Google has agreed to settle an 11-year-old privacy battle over allegations that its search engine leaked users' personal data by including their queries in “referer headers” -- the information Google automatically transmitted with outbound traffic.
News of the settlement was disclosed in papers filed Wednesday with U.S. District Court Judge Edward Davila in San Jose, California. Terms haven't yet been revealed.
If accepted by Davila, the deal will resolve a legal battle dating to 2010, when web users who said they had typed their names into Google's search engine sued the company.
They alleged that Google's transmission of their names, combined with other information, could effectively identify them to the companies they visited. (Google no longer transmits search queries when people click on links in the results.)

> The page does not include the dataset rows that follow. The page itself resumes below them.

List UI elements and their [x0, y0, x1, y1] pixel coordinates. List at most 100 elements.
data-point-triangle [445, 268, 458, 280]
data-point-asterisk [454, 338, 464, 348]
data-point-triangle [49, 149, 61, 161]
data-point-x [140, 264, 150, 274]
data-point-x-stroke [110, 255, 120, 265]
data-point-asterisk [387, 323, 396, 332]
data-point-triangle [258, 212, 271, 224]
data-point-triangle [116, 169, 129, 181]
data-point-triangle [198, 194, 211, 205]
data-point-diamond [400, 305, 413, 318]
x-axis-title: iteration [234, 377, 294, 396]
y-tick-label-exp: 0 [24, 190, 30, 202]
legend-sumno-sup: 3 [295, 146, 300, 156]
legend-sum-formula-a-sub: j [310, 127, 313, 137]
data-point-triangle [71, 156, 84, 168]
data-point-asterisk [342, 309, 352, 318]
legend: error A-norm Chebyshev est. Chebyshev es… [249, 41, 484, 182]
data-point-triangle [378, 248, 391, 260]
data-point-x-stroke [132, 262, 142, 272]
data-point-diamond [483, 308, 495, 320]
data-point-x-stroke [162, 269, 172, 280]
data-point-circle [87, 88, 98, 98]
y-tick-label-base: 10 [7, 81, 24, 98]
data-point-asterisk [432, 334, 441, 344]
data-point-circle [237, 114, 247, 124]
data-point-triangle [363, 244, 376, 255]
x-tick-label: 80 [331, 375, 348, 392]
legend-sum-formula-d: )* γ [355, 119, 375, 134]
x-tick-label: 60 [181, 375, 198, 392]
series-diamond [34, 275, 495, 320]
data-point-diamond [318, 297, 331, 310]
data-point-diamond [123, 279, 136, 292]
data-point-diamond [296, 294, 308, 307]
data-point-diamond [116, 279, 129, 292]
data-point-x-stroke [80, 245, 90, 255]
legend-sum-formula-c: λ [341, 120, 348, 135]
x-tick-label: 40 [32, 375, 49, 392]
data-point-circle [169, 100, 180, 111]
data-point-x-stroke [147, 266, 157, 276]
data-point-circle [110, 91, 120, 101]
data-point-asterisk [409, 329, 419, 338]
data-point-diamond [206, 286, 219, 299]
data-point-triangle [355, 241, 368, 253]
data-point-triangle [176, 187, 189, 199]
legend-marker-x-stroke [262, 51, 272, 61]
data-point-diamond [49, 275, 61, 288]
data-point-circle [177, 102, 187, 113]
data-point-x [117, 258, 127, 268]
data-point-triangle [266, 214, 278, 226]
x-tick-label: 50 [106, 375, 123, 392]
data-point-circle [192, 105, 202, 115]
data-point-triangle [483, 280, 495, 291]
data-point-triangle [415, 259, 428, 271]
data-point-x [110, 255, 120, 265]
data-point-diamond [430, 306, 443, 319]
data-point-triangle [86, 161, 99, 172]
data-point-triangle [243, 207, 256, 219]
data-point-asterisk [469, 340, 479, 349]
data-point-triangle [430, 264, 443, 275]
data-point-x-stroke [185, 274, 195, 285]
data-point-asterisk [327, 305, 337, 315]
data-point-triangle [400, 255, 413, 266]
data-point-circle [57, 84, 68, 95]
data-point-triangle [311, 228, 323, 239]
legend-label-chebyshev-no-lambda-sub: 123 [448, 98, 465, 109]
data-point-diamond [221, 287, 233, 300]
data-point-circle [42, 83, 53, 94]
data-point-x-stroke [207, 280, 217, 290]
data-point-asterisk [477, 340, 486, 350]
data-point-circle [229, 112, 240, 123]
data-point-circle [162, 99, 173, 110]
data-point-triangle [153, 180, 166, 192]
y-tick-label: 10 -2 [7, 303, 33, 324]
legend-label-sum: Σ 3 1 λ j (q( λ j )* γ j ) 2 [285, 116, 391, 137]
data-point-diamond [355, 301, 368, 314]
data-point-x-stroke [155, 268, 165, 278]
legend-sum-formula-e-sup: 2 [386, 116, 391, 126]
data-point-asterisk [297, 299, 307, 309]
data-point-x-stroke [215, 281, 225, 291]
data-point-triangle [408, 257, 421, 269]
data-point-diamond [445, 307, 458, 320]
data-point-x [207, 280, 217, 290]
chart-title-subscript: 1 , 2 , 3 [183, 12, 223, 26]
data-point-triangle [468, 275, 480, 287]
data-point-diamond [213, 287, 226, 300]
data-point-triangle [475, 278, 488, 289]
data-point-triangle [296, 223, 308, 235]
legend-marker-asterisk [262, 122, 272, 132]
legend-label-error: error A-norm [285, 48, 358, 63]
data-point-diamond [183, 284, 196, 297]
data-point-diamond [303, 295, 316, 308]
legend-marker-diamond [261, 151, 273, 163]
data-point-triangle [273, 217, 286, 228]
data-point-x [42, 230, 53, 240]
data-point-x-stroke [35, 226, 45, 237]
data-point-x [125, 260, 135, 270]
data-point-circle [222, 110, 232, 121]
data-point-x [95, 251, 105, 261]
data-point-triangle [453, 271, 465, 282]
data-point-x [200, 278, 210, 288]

In 2013, Google agreed to resolve the allegations by donating $5.3 million to six nonprofits and schools, and more than $2.1 million to the attorneys who brought the lawsuit.
Ted Frank -- founder of the Center for Class Action Fairness -- challenged that deal, arguing that it didn't adequately compensate Google's users.
Two years ago the Supreme Court returned the case to the trial court, with instructions to decide whether the allegations, if proven true, would show that Google caused a concrete harm to users by transmitting their search queries to publishers.
Davila ruled last year that the users could proceed with several claims, including that Google violated the federal wiretap law and that it broke its privacy promises.
He said in the ruling that those allegations, if proven true, could support a finding that Google violated users' “concrete legal rights.”
Google subsequently urged Davila to throw out the claims for several reasons, including that their allegations were too speculative.
“When it comes to harm ... plaintiffs only speculate about something they do not allege ever happened: that some unidentified third-party website somehow used a referer header -- passed on to it when a plaintiff clicked through to its site -- to connect that plaintiff with search terms entered into Google Search,” the company wrote.
“No plaintiff alleges that any referer header by itself revealed the searcher’s identity,” Google added. “Without allegations plausibly establishing that anyone linked any plaintiff’s identity to search terms disclosed in a referer header, the chance of harm is infinitesimal, no matter how sensitive the search term might be.”
Google and the consumers reached a settlement before Davila ruled on the company's argument.